I never had problems with laminate getting scratched up to be honest..it's much more resistant to that sort of thing compared to real wood flooring.

Even most wood floors seem to come sealed now which also protects from scratches.

I do trim/dremel my cats nails (but he tolerates it, lol) to protect my couches but the floor has never been an issue.


----------



## onyx'girl (May 18, 2007)

I have Pergo and Wilsonart laminate wood floors. They hold up very well to the nails(that is why we chose this over hardwood) I have no scratches or chips and the pergo is 10 yrs old. 

I wouldn't get a cat declawed, I think it is a painful procedure, you can keep their nails trimmed or they have the soft tips you could apply: <u>softclaws</u> if the scratching on furniture gets to be a problem.


----------



## elisabeth_00117 (May 17, 2009)

I have 3 cats (1 has he's claws) and 1 GSD with wood floors in my apartment and I have yet to have any scratches, even with kitty and puppy zoomies.

My parents have wood floors as well and there are no scratches.

Put a good sealent on it and they should be fine.

In my next house I will proabably use laminate though.


----------



## Anja1Blue (Feb 27, 2008)

Please don't declaw your cats just to save a floor! It's a horrid operation which I deeply regretted putting my cats through when we had them. I'd never do it again...... imagine having your fingers removed to the first knuckle and it will give you an idea.....

I don't have laminate, but would imagine it is pretty sturdy - I don't think you would have a problem. Keep some scratching posts around!

___________________________________
Susan

Anja GSD
Conor GSD - adopted from this Board
Blue GSD - waiting at the Bridge


----------



## marksteven (Aug 2, 2008)

2X never declaw a cat. you can get little rubber tips that go over the claws.


----------



## weber1b (Nov 30, 2008)

We just put in a laminate floor and they haven't scratched it yet. They make more noise with the nails then our linoleum floor did but we are very happy with the set-up.


----------



## Tihannah (Dec 27, 2009)

I don't know about cats, but I have 3 dogs and laminate wood and it seems to hold up fine.

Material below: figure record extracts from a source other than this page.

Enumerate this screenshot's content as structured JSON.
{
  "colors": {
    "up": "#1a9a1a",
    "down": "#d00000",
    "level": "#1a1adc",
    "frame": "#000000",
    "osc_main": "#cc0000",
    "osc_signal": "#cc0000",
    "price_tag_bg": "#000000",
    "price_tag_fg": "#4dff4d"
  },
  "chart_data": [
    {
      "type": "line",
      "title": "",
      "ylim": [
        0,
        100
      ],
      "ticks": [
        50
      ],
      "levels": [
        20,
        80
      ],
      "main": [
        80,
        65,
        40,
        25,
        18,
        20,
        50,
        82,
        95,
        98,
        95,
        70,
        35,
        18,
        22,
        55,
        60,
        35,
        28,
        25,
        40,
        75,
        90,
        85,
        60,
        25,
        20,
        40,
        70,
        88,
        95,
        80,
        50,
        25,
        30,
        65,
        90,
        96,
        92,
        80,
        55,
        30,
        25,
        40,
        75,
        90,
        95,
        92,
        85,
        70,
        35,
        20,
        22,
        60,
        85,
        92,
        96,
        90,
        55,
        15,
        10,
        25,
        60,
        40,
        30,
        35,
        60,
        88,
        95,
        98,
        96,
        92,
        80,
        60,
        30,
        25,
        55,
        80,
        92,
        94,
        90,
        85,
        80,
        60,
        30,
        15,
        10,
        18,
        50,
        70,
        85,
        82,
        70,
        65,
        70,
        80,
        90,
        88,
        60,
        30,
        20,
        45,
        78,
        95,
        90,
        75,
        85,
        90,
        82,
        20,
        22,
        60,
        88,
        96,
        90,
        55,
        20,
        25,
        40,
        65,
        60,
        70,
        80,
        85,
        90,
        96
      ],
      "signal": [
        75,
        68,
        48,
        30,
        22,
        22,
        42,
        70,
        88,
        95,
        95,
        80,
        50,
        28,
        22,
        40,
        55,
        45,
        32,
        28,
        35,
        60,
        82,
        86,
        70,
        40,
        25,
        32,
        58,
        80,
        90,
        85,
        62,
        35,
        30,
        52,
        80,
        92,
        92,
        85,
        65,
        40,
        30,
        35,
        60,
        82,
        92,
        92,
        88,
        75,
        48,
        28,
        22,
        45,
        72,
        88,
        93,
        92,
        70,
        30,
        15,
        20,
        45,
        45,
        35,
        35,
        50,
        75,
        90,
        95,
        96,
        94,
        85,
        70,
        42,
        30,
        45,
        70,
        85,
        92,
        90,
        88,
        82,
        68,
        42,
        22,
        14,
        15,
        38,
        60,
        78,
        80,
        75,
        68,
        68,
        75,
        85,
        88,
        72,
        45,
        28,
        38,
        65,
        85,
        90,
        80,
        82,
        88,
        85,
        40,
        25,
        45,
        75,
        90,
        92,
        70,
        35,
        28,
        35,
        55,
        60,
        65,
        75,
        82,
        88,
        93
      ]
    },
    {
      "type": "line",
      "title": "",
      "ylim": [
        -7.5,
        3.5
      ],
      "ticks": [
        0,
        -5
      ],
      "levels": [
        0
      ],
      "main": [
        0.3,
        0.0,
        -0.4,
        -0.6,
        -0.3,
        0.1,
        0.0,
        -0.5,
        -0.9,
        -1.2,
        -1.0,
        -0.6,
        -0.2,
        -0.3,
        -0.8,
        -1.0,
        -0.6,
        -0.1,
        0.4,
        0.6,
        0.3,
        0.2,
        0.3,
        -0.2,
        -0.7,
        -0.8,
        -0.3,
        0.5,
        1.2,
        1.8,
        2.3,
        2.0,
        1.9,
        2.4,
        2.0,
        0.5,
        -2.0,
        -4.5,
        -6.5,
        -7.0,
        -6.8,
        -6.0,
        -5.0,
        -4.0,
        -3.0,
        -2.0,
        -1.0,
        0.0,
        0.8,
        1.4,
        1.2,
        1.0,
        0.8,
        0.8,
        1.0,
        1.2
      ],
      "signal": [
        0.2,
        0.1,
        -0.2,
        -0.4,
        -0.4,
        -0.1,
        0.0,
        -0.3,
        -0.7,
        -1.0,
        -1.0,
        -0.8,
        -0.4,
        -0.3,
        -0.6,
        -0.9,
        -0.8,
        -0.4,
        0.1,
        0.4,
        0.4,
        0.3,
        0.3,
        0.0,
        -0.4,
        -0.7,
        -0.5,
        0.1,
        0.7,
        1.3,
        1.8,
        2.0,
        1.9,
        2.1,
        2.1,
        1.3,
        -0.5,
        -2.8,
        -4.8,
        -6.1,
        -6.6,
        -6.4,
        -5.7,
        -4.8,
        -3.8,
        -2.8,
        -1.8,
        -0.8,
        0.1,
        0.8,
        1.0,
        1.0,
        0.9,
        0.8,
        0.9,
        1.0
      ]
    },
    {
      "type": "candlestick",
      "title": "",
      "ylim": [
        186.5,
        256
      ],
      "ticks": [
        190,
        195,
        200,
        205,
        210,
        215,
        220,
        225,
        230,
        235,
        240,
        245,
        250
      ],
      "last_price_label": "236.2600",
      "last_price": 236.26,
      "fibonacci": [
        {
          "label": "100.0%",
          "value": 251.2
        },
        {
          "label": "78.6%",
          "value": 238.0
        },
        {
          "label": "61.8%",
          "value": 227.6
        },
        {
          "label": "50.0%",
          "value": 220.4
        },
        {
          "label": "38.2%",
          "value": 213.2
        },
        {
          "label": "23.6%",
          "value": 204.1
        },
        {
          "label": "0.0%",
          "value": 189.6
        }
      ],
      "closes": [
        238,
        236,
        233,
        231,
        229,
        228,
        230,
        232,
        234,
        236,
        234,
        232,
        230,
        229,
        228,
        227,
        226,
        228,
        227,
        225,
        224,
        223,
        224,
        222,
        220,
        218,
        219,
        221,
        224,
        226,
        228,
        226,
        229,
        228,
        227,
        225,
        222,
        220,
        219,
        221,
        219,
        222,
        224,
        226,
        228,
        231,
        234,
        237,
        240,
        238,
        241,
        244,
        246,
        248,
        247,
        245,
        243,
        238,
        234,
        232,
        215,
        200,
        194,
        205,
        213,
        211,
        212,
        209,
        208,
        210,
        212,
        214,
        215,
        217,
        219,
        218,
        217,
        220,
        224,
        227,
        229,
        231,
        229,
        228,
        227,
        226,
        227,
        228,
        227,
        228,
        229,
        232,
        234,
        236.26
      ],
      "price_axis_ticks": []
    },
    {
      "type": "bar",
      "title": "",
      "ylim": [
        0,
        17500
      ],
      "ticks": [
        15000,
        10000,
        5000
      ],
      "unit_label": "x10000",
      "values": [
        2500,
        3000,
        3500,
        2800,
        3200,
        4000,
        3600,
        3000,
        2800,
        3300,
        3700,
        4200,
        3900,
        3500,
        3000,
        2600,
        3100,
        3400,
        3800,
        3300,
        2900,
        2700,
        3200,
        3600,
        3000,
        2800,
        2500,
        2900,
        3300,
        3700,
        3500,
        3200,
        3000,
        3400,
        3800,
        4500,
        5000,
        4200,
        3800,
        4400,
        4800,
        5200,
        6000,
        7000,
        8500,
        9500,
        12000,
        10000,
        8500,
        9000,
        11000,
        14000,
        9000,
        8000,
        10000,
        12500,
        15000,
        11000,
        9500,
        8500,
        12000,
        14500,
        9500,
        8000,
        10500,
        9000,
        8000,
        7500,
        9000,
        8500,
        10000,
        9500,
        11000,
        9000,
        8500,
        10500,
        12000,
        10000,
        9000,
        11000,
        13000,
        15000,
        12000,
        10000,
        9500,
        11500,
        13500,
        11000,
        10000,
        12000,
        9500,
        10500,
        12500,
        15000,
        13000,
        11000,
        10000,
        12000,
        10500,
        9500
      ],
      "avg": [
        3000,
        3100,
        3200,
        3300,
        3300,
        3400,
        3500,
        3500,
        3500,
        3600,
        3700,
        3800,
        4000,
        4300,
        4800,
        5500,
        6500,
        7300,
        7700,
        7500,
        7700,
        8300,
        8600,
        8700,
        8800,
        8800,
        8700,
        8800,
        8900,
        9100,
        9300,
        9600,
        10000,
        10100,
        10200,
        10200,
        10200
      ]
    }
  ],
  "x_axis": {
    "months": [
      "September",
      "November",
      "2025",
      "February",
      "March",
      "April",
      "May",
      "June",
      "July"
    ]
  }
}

No scratches yet.


----------



## cassadee7 (Nov 26, 2009)

I've had Pergo in my dining/kitchen for 13 years. We have had 2 cats and a dog in that time span, I never trimmed the cat's nails at all, and there are no scratches on the Pergo. It is very tough stuff (it's been through 4 rowdy little boys and all their friends, too, and holding up well).


----------



## Kayos and Havoc (Oct 17, 2002)

We have had 3 GSD's and 4 cats with claws running around on laminate for years. No problems.

BTW declawing a cat is terribly painful for the cat. Most folks think it is like removing cuticle or trimming an ingrown toenail or something like that. It is an amputation of the end of each digit. Imagine walking on your hands after having them amputated at the last knuckle. Unspeakable. Many vets won't even do the procedure anymore.


----------



## Miikkas mom (Dec 21, 2009)

We have Pergo too. I think it has held very, very well. No scratches, etc. We had it installed about 7 years ago and it still looks new.

Our cat is an "indoor" cat, however she does have all of her claws, as we are opposed to declawing. We have had no problems at all with kitty and the Pergo!


----------



## caview (Jun 30, 2008)

Agree, please ever consider declawing a cat!

We don't have laminate, but have wood floors everywhere in the house, including kitchen!

Oak is great and no scratches!

Cherry has lots of scratche! Despite the beauty, it's a bad choice for those with large dogs! To the point that we'll be replacing cherry with oak pretty soon (except for in the dining room, where the scratches are not noticible, and if anything add to the character ..).

Tanya


----------



## Julie'somom (Jun 13, 2004)

I too have a lamanate floor and have not had problems with scratching. 
julies'omom


----------



## bookjunky4life (Sep 11, 2008)

This is my first indoor cat. I've had him for 3 years and I've just never declawed him because he didn't scratch the furniture or anything. He used the support board under the basement stairs which was fine with us. I'll have to buy scratch posts for this house though.


----------